When Prevention Isn’t Enough

Some people do everything right and still get ingrown nails, particularly those with inherited nail curvature. When an ingrown toenail reaches the stage of persistent pain, swelling, or infection, conservative measures like soaking and floss tend to fail, and a minor surgical procedure becomes the most reliable option.

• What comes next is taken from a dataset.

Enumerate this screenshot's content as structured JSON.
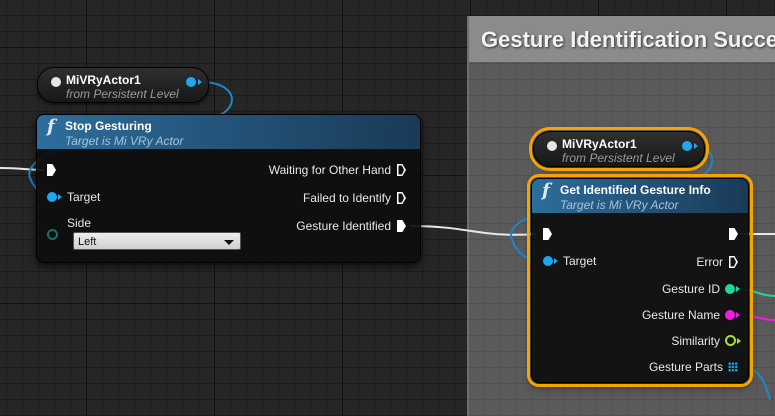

Not all procedures are equal. Simply cutting out the ingrown edge of the nail has a recurrence rate of about 39%, and removing the entire nail is even worse, with recurrence as high as 83%. The most effective approach is a partial removal of the nail combined with a chemical treatment (phenol) to the nail root, which prevents that strip of nail from growing back. In one study published in the Annals of Family Medicine, this technique had a 99.7% success rate over two years with only a single recurrence out of hundreds of cases. Recovery is relatively quick, and because only a narrow strip of nail is permanently removed, the cosmetic result is usually subtle.

If you’ve had more than one or two ingrown nails on the same toe despite good trimming habits and proper shoes, this kind of procedure can break the cycle for good.